The term also occurs in Hotchkiss' discussion of narcissists: "Their superficial charm can be enchanting." For such figures, however, there is no substance behind the romantic gestures, which only serve to feed the narcissist's own ego.
Narcissists are known as manipulative in a charming way, entrapping their victims through a façade of understanding into suspending their self-protective behaviour and lowering their personal boundaries. Closely related is the way impostors are able to make people fall in love with them to satisfy their narcissistic needs, without reciprocating in any real sense or returning their feelings.

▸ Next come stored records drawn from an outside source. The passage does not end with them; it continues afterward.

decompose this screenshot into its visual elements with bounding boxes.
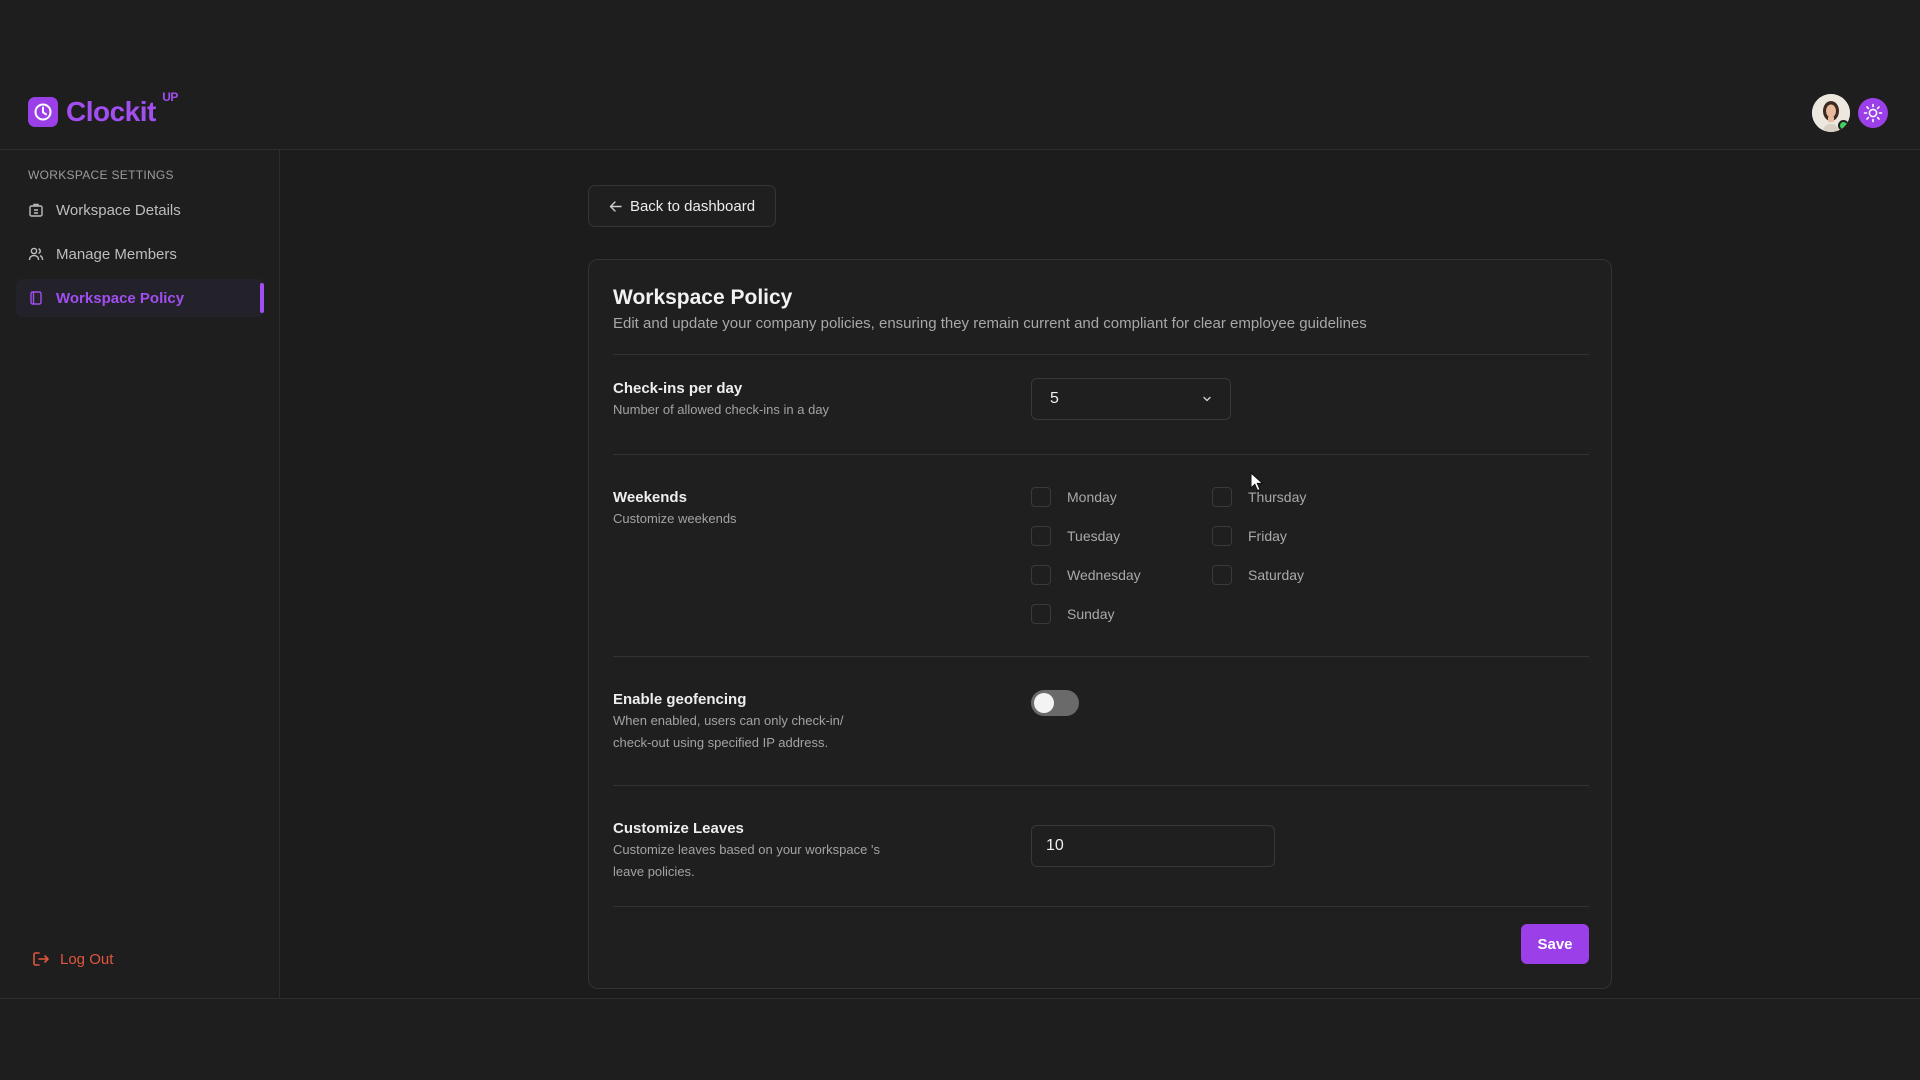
building-icon bbox=[29, 203, 43, 217]
saturday-checkbox[interactable] bbox=[1212, 565, 1232, 585]
sunday-checkbox[interactable] bbox=[1031, 604, 1051, 624]
weekend-option-tuesday[interactable]: Tuesday bbox=[1031, 526, 1120, 546]
sidebar: WORKSPACE SETTINGS Workspace Details Man… bbox=[0, 150, 280, 998]
day-label: Friday bbox=[1248, 528, 1287, 544]
logout-icon bbox=[33, 952, 49, 966]
document-icon bbox=[30, 291, 42, 305]
checkins-description: Number of allowed check-ins in a day bbox=[613, 402, 830, 417]
friday-checkbox[interactable] bbox=[1212, 526, 1232, 546]
bottom-bar bbox=[0, 998, 1920, 1080]
users-icon bbox=[28, 247, 44, 261]
page-subtitle: Edit and update your company policies, e… bbox=[613, 315, 1367, 332]
sun-icon bbox=[1863, 103, 1883, 123]
logout-button[interactable]: Log Out bbox=[32, 950, 113, 968]
geofencing-description: When enabled, users can only check-in/ c… bbox=[613, 710, 913, 754]
weekends-label: Weekends bbox=[613, 489, 687, 506]
weekend-option-saturday[interactable]: Saturday bbox=[1212, 565, 1304, 585]
save-button[interactable]: Save bbox=[1521, 924, 1589, 964]
leaves-description-line: Customize leaves based on your workspace… bbox=[613, 842, 880, 857]
leaves-description: Customize leaves based on your workspace… bbox=[613, 839, 913, 883]
arrow-left-icon bbox=[609, 200, 622, 212]
divider bbox=[613, 656, 1589, 657]
checkins-selected-value: 5 bbox=[1050, 390, 1059, 407]
weekend-option-monday[interactable]: Monday bbox=[1031, 487, 1117, 507]
leaves-label: Customize Leaves bbox=[613, 820, 744, 837]
leaves-input[interactable] bbox=[1031, 825, 1275, 867]
toggle-knob bbox=[1034, 693, 1054, 713]
mouse-cursor-icon bbox=[1250, 471, 1264, 497]
sidebar-heading: WORKSPACE SETTINGS bbox=[28, 168, 174, 182]
tuesday-checkbox[interactable] bbox=[1031, 526, 1051, 546]
user-avatar[interactable] bbox=[1812, 94, 1850, 132]
back-button-label: Back to dashboard bbox=[629, 197, 756, 215]
theme-toggle-button[interactable] bbox=[1858, 98, 1888, 128]
geofencing-description-line: check-out using specified IP address. bbox=[613, 735, 829, 750]
online-status-dot bbox=[1838, 120, 1849, 131]
geofencing-description-line: When enabled, users can only check-in/ bbox=[613, 713, 844, 728]
back-to-dashboard-button[interactable]: Back to dashboard bbox=[588, 185, 776, 227]
sidebar-item-manage-members[interactable]: Manage Members bbox=[16, 235, 264, 273]
day-label: Tuesday bbox=[1067, 528, 1121, 544]
thursday-checkbox[interactable] bbox=[1212, 487, 1232, 507]
day-label: Wednesday bbox=[1067, 567, 1141, 583]
weekend-option-wednesday[interactable]: Wednesday bbox=[1031, 565, 1141, 585]
day-label: Saturday bbox=[1248, 567, 1305, 583]
checkins-select[interactable]: 5 bbox=[1031, 378, 1231, 420]
divider bbox=[613, 354, 1589, 355]
chevron-down-icon bbox=[1203, 396, 1211, 402]
divider bbox=[613, 454, 1589, 455]
page-title: Workspace Policy bbox=[613, 286, 793, 309]
workspace-policy-card: Workspace Policy Edit and update your co… bbox=[588, 259, 1612, 989]
monday-checkbox[interactable] bbox=[1031, 487, 1051, 507]
leaves-description-line: leave policies. bbox=[613, 864, 695, 879]
geofencing-toggle[interactable] bbox=[1031, 690, 1079, 716]
weekend-option-sunday[interactable]: Sunday bbox=[1031, 604, 1114, 624]
sidebar-item-workspace-policy[interactable]: Workspace Policy bbox=[16, 279, 264, 317]
sidebar-item-label: Workspace Details bbox=[56, 201, 181, 219]
logo-superscript: UP bbox=[162, 90, 178, 104]
top-bar: Clockit UP bbox=[0, 0, 1920, 150]
wednesday-checkbox[interactable] bbox=[1031, 565, 1051, 585]
logo-text: Clockit UP bbox=[66, 90, 178, 127]
day-label: Monday bbox=[1067, 489, 1117, 505]
sidebar-item-label: Workspace Policy bbox=[56, 289, 185, 307]
sidebar-item-workspace-details[interactable]: Workspace Details bbox=[16, 191, 264, 229]
weekend-option-friday[interactable]: Friday bbox=[1212, 526, 1287, 546]
geofencing-label: Enable geofencing bbox=[613, 691, 747, 708]
sidebar-item-label: Manage Members bbox=[56, 245, 177, 263]
app-logo[interactable]: Clockit UP bbox=[28, 90, 178, 128]
divider bbox=[613, 785, 1589, 786]
weekends-description: Customize weekends bbox=[613, 511, 737, 526]
divider bbox=[613, 906, 1589, 907]
day-label: Sunday bbox=[1067, 606, 1115, 622]
clock-icon bbox=[28, 97, 58, 127]
logout-label: Log Out bbox=[60, 950, 114, 968]
checkins-label: Check-ins per day bbox=[613, 380, 743, 397]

Social chameleons have been described as adept in social intelligence, able to make a charming good impression, yet at the price of their own true motivations. Their ability to manage impressions well often leads to success in areas like the theatre, salesmanship, or politics and diplomacy. But when lacking a sense of their own inner needs, such superficial extraverts may end up (despite their charm) as rootless chameleons, endlessly taking their social cues from other people.
Superficial charmers, in their more benign manifestations, can produce a variety of positive results, their conversational skills providing light-hearted entertainment in social settings through their ability to please.
A "charm offensive" is a related concept meaning a publicity campaign, usually by politicians, that attempts to attract supporters by emphasizing their charisma or trustworthiness. The first recorded use of the expression is in the California newspaper The Fresno Bee Republican in October 1956.
F. Scott Fitzgerald explored the destructive consequences of excess charm in stories like "Magnetism", maintaining that charm, for those who had it, had a life of its own, demanding constant use to keep it in peak condition.
Critics object that there are few objective criteria whereby to distinguish superficial from genuine charm; and that as part of the conventional niceties of politeness, we all regularly employ superficial charm in everyday life: conveying superficial solidarity and fictitious benevolence to all social interactions.